A securities class action suit was filed against a pharmaceutical company following allegations that it and certain officers violated federal securities laws.
Insys allegedly involved in the illegal promotion of product
The lawsuit against Insys Therapeutics Inc. was filed in the U.S. District Court for the District of Arizona on behalf of investors who purchased shares in the company during the class period between March 3, 2015 through Jan. 25, 2016, according to a press release. Insys is a commercial-stage specialty pharmaceutical company that works to develop and market supportive care products. These products focus on pain management stemming from disease, treatment or therapy. The company’s most well-known source of revenue is called Subsys, sublingual fentanyl spray developed to treat breakthrough cancer pain in opioid-tolerant patients.
“The company’s most well-known source of revenue is Subsys.”
The class action filing alleges that Insys made materially false and misleading statements to investors and/or failed to disclose certain facts about the company. For example, the lawsuit claims that Insys marketed Subsys illegally and in an improper, off-label manner. It goes on to allege that certain company employees, including Michael Babich, president and CEO of the company for most of the class period, participated in an illegal kickback scheme designed to increase Subsys prescriptions.

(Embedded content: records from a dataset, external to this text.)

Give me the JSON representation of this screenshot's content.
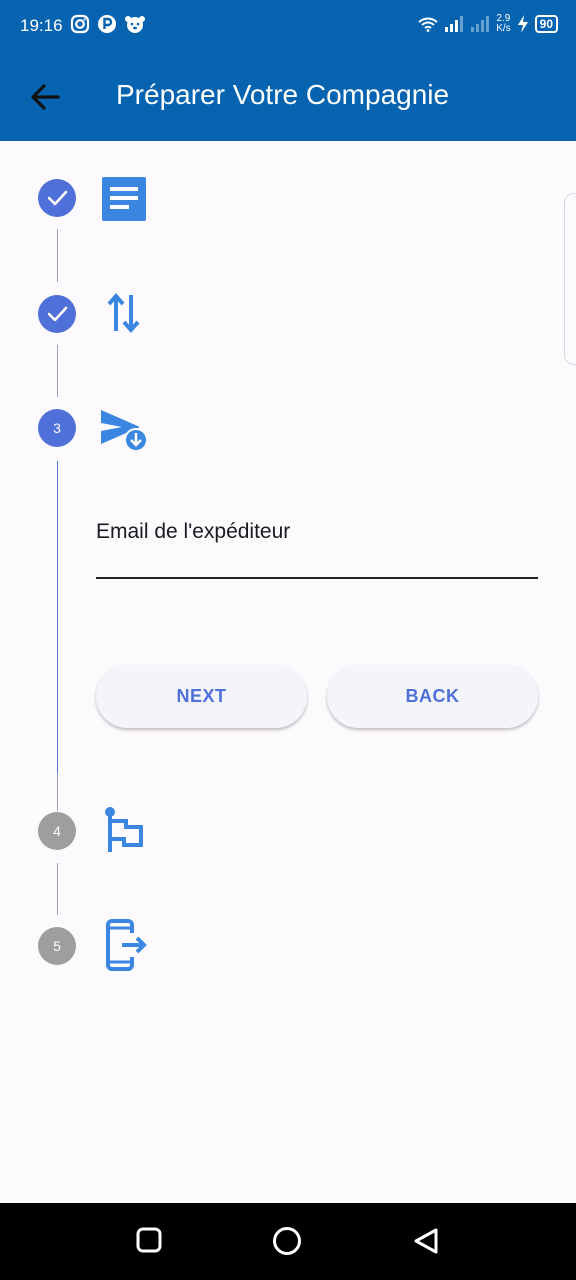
{
  "status_bar": {
    "time": "19:16",
    "net_speed_value": "2.9",
    "net_speed_unit": "K/s",
    "battery": "90",
    "left_icons": [
      "instagram-icon",
      "p-app-icon",
      "dog-app-icon"
    ],
    "right_icons": [
      "wifi-icon",
      "signal-icon",
      "signal-icon",
      "charging-icon"
    ]
  },
  "app_bar": {
    "title": "Préparer Votre Compagnie",
    "background": "#0563b0"
  },
  "stepper": {
    "accent": "#4f6fd9",
    "inactive_color": "#9e9e9e",
    "icon_color": "#3a86e0",
    "steps": [
      {
        "state": "complete",
        "label": "",
        "icon": "document-icon"
      },
      {
        "state": "complete",
        "label": "",
        "icon": "swap-vertical-icon"
      },
      {
        "state": "active",
        "label": "3",
        "icon": "send-download-icon"
      },
      {
        "state": "pending",
        "label": "4",
        "icon": "flag-icon"
      },
      {
        "state": "pending",
        "label": "5",
        "icon": "exit-device-icon"
      }
    ]
  },
  "form": {
    "email_label": "Email de l'expéditeur",
    "email_value": "",
    "next_label": "NEXT",
    "back_label": "BACK"
  }
}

SIRF article alleges illegal and off-label use and sales of Subsys
On Jan. 25 the Southern Investigating Report Foundation published an article called “The Brotherhood of Thieves: Insys Therapeutics.” The SIRF had been trying to determine how a product as strictly regulated by the Food and Drug Administration as Subsys could experience insurance approval rates twice as high as competitors. The report the organization eventually published on Insys alleged that the company placed pressure on its employees to come up with new strategies to push the illegal and off-label use and sales of Subsys. The report cited internal Insys documents and audio recordings that included evidence of company executives attempting to think up ways around the FDA’s increasingly strict pharmacy benefit manager rule enforcement.
After the SIRF report was published, Insys securities dropped $1.07 per share, or nearly 5 percent, to close at $21.58 per share on Jan. 25.